Cancellation by Customer

  • The Customer may cancel any Order by providing no less than twenty-four (24) hours’ notice to the Supplier before the Services were due to be performed.
  • In the event that the Customer cancels the Order, the Customer shall be liable for loss and damage suffered by the Supplier; but limited to:
    • The Price of the Order; or
    • Any costs or expenses incurred by the Supplier, including the cost of purchasing the Goods from a third party to meet the Customer’s Order.
  • The Customer shall be entitled to a partial refund on orders that have begun processing but have not gone to press.
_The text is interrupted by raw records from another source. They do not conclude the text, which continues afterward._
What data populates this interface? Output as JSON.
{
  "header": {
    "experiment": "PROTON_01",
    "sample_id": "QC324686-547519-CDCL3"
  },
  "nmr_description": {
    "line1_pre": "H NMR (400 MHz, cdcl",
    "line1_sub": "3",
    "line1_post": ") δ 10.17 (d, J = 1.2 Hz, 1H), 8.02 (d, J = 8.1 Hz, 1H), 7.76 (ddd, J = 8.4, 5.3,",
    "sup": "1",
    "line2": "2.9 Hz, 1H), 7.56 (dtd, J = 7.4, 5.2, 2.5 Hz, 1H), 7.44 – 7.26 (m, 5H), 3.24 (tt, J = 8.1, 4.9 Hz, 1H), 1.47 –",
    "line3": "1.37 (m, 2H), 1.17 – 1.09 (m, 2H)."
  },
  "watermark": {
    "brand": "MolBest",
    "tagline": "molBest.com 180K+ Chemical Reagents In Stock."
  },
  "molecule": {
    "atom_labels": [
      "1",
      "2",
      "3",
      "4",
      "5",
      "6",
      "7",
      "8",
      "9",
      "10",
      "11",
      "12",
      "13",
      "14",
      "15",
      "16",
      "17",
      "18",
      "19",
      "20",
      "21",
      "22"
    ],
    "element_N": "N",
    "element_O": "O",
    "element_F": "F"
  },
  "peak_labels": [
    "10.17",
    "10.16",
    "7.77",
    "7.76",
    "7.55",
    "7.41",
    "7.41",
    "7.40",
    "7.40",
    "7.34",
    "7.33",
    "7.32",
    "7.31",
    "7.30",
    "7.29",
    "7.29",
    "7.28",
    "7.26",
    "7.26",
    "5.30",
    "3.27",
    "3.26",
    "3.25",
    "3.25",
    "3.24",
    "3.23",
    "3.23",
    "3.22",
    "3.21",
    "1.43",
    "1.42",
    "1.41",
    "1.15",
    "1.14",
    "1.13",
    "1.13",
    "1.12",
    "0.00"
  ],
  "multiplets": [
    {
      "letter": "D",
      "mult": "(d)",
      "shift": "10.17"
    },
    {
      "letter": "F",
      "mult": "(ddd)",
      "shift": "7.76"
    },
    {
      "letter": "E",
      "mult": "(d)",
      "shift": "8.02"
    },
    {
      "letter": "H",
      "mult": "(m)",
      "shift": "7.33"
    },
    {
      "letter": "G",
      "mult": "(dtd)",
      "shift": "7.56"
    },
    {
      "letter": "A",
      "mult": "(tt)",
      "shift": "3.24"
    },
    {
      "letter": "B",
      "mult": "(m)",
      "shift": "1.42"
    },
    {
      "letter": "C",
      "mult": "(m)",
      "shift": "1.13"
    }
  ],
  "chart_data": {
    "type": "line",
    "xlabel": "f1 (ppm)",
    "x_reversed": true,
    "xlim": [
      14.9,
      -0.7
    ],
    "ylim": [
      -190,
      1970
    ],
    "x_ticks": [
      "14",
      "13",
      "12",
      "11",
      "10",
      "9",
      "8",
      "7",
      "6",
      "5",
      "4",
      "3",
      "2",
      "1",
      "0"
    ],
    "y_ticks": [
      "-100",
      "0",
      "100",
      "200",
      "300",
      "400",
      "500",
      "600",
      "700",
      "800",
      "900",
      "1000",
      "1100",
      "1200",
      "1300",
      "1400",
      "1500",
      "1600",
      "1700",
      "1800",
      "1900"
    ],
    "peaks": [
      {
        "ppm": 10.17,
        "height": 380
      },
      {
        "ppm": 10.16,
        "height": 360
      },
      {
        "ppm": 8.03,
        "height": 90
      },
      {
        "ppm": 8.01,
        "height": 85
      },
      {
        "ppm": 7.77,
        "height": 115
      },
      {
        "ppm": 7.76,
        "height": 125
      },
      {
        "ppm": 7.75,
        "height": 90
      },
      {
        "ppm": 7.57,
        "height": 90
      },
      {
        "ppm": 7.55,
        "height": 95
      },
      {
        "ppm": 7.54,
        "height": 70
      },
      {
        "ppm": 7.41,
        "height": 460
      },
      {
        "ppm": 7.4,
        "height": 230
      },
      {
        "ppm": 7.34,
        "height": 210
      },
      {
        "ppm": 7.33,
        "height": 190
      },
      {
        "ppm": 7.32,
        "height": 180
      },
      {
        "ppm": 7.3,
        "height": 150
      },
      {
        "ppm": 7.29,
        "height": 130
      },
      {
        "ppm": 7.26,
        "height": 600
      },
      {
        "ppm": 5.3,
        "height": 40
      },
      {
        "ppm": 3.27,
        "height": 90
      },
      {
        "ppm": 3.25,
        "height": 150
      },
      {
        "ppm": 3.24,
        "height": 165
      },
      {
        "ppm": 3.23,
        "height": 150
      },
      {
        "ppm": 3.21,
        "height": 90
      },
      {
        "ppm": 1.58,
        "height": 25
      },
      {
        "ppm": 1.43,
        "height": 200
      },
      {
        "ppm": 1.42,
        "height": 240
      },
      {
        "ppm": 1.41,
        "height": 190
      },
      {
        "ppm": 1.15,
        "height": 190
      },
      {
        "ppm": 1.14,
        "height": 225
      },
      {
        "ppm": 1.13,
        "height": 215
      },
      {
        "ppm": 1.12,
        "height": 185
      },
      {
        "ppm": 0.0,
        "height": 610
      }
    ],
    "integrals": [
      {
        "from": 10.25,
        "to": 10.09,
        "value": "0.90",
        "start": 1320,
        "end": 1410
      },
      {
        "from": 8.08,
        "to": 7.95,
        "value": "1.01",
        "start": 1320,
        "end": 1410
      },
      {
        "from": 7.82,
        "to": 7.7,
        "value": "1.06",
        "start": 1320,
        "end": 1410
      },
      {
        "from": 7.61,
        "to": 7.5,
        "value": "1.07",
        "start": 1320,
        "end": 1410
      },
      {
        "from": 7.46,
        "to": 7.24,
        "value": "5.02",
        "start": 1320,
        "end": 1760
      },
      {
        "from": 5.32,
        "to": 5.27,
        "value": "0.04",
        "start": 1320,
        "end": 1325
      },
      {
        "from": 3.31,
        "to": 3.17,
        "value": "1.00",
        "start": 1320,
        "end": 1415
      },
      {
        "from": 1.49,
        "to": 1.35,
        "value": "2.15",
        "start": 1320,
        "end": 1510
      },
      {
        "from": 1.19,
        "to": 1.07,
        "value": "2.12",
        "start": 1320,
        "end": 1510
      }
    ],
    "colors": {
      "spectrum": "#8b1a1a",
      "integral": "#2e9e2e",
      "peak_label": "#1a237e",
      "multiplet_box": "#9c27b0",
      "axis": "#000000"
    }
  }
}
A refund will be given for the portion of the work that the Supplier has not yet completed and a $30.00 processing fee shall apply in respect of same.
  • The Supplier may retain any deposit or other sum paid by the Customer in respect of the Price of the Order and offset such sum or deposit in satisfaction or partial satisfaction of any loss and damage suffered by the Supplier as a result of the Customer’s cancellation of the Order.
  • For Orders which have already gone to press, no refunds shall be given.
  1. RETENTION OF TITLE FOR GOODS
    • Legal and equitable title in the Goods shall remain with the Supplier pending full payment of the Price of the Goods to the Supplier; and the Customer warrants that it:
      • Holds the Goods as Bailee for the Supplier and shall return the Goods to the Supplier if so requested;
      • Is responsible for the Goods and is liable to compensate the Supplier for all loss or damage sustained to the Goods whilst they are in the Customer’s possession;
      • Will maintain insurance in respect of the full replacement value of the Goods;
      • Will store the Goods separately and in such a manner that the Goods are clearly identifiable as the property of the Supplier;
      • Will not allow any person to have or acquire security interest in the Goods whilst the Goods are in the Customer’s possession.
    • The Customer may sell and/or use the Goods in the ordinary course of business.
    • If the Goods are sold by the Customer before the Customer has paid the Price in full to the Supplier, the Customer shall hold the proceeds of sale in a separate identifiable account on trust for the Supplier and promptly account the Supplier for any such proceeds.
    • Notwithstanding the provisions above, the Supplier shall be entitled to issue legal proceedings to recover the Price of the Goods.
  2. ENTIRE AGREEMENT
    • The agreement as defined herein constitutes the whole agreement between the Customer and the Supplier.
    • The agreement is deemed to be made in the State of Victoria and all disputes hereunder shall be determined by the appropriate courts of Victoria.
    • All prior discussions and negotiations are merged within this document and the Supplier expressly waives all prior representations made by it or on its behalf that are in conflict with any clauses in this document in any way.
    • Nothing in these terms and conditions is intended to have the effect of contravening any applicable provisions of the Competition and Consumer Act 2010 (Cth) or the Fair Trading Acts in each of the States and Territories of Australia.